Late Night Choreographers stopped breathing when it got funded and institutionalised itself. Riddled with internal and bad blood politics we learnt that the cut throat way is not the way of activists. Or 'revolutionary'. It died a natural death because of the fight for money.

So we now have a website (how cohesively anarchic) linking minds, bodies, ideas, gestures, acts, etc etc together. I say jump in. Don't be shy, but have respect. Anything that doesn't come from respect is not the new skool way. You can examine and criticise and tease if you want but if you do it because you LOVE it your intention is clean.

Thanks to Cat Gwynne we now have a reviewing website for practitioners and dance thinkers to have a legitimate and musing space to move and be interpreted through a genuine lens and understanding which comes from other practitioners looking at their actions and somatically transmuting them in 'phenomenological' (thanks michael) written texts. Ha. Ie. reviews. Dance can't evolve without thought processes and ideas evolving before, after and during movement. Discussion, articulation, communication, reflection helps SUPPORT this action.

Chur Cat.

And just to contradict myself because I can't and will about rebellion I have a quote to end with from The ABC of Enlightment by Osho:

“The birth of the rebel is the death of the old. To me, rebelliousness is the essential quality of a spiritual person. It is spirituality in its absolute purity.”

Sunday, March 1, 2009

'LightBulbMan' written and directed by Jacob Tamaiparea. Review by Alexa Wilson


Omg. These guys are amazing. They're fresh, clever, charismatic, funny and talented as hell. There's nothing hotter (in all ways) than a performance work that takes heavy themes, universal and specific, and twists them inside out in an essence of anger and sadness using humour, smartness and pop culture refs to wind it back into a fist of rawness, anger and sadness with an anti-hero wise zen anti-climax fuck you ending. Love it. I don't know shit about comics but I love rap and not only are these guys original and satirical with wordplay so fast you could miss it but they know how to seduce you with good acting and savy streetwise quixotics.

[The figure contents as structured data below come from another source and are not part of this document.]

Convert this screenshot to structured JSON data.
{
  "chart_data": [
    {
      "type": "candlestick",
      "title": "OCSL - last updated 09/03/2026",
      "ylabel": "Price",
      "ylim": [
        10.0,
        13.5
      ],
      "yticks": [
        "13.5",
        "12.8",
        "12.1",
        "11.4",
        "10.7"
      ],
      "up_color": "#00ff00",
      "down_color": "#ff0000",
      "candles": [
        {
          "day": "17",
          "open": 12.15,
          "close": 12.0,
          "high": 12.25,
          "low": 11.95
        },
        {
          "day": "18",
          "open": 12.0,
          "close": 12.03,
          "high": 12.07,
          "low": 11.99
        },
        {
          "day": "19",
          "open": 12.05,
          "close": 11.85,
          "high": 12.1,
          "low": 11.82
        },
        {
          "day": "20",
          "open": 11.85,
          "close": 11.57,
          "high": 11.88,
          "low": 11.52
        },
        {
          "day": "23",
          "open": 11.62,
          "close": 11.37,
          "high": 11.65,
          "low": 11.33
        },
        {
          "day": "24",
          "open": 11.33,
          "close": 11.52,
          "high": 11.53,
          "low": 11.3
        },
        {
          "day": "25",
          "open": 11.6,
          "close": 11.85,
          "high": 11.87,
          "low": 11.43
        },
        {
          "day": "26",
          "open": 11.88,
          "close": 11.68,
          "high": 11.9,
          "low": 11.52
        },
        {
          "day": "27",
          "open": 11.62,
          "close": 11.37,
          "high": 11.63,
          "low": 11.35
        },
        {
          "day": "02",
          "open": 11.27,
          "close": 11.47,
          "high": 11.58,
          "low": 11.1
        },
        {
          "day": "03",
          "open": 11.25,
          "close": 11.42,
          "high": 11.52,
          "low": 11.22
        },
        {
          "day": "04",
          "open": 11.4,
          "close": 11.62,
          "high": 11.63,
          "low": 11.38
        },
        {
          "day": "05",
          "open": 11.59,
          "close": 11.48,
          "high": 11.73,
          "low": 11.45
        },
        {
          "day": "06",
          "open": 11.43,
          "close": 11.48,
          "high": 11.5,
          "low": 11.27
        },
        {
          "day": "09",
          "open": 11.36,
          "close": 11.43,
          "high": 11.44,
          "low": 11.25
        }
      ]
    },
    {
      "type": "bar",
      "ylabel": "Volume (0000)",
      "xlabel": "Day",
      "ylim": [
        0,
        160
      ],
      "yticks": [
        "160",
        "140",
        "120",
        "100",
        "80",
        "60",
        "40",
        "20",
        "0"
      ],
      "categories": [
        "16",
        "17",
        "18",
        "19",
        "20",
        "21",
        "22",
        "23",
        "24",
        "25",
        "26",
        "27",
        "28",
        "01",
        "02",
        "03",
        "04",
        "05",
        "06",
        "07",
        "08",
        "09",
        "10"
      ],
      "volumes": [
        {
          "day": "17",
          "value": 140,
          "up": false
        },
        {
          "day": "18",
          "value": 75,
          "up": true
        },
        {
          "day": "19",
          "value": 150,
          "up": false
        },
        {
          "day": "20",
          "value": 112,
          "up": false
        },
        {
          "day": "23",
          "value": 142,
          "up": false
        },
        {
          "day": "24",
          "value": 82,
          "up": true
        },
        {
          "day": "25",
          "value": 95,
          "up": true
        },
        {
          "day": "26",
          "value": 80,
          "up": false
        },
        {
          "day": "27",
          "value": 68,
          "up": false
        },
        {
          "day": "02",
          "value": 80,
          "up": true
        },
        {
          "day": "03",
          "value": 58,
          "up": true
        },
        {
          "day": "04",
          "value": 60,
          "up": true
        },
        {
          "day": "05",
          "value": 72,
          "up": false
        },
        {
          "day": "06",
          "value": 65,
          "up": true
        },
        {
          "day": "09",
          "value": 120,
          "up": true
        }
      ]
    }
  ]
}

Director and performer Jacob Tamaiparea (LightBulbMan- with a lampshade head) and his multifarious collaborating sidekick Rangi Rangitukunoa who plays friend Zac, evil drug lord boss Shoes, Jose the (puppet) monkey and icon Ice Cube literally bounce off each other in a simple fusion of characters and journeys set around a charity soup kitchen. While LightBulbMan's journey seems simple yet profound, like fucken gotta get outta this shithole working for this shithead, actor Rangitukunoa juxtaposes it with a shapeshifting dance of characters within characters who distract Lightbulb man (maybe all in his head anyway) from leaving the soup kitchen. Hero only to himself really LightbulbMan confuses only himself through fear and within a mixture of rap mixed with live musician beats and rock guitar riffs takes the hip hop musical murder mystery satire to its death by implying that to stay is to die, that his boss Shoes has already killed him spiritually and that the death to leave is a thriller worth waiting for. Salvation and eureka is quitting. The best idea he's ever had.

This genius in its simplicity and realness is clothed by a multitude of sequences framing humourously just how fucked working in both hospitality and the irony of charity in its warped capitalist joke really is. The crack up and beautiful shakespearean poise of Jacob's LightBulbMan mixed with a comically boyish but totally manly confusion vs Rangi's manifold sweet but then terrifyingly maniacal and cackling alteregos was so supremely comic book anti-hero stuff I was cackling like a dick myself in the front row secretly hoping for some audience activity. But I knew that no one else belonged on this stage, so choicely li-fi in its veneer, because these guys had it covered. Their energy was bowl you over material. Dynamic, intense, fun. Light? Hard to say. I like it that way.

ps. I know my brother's puppet monkey is in sweet hands.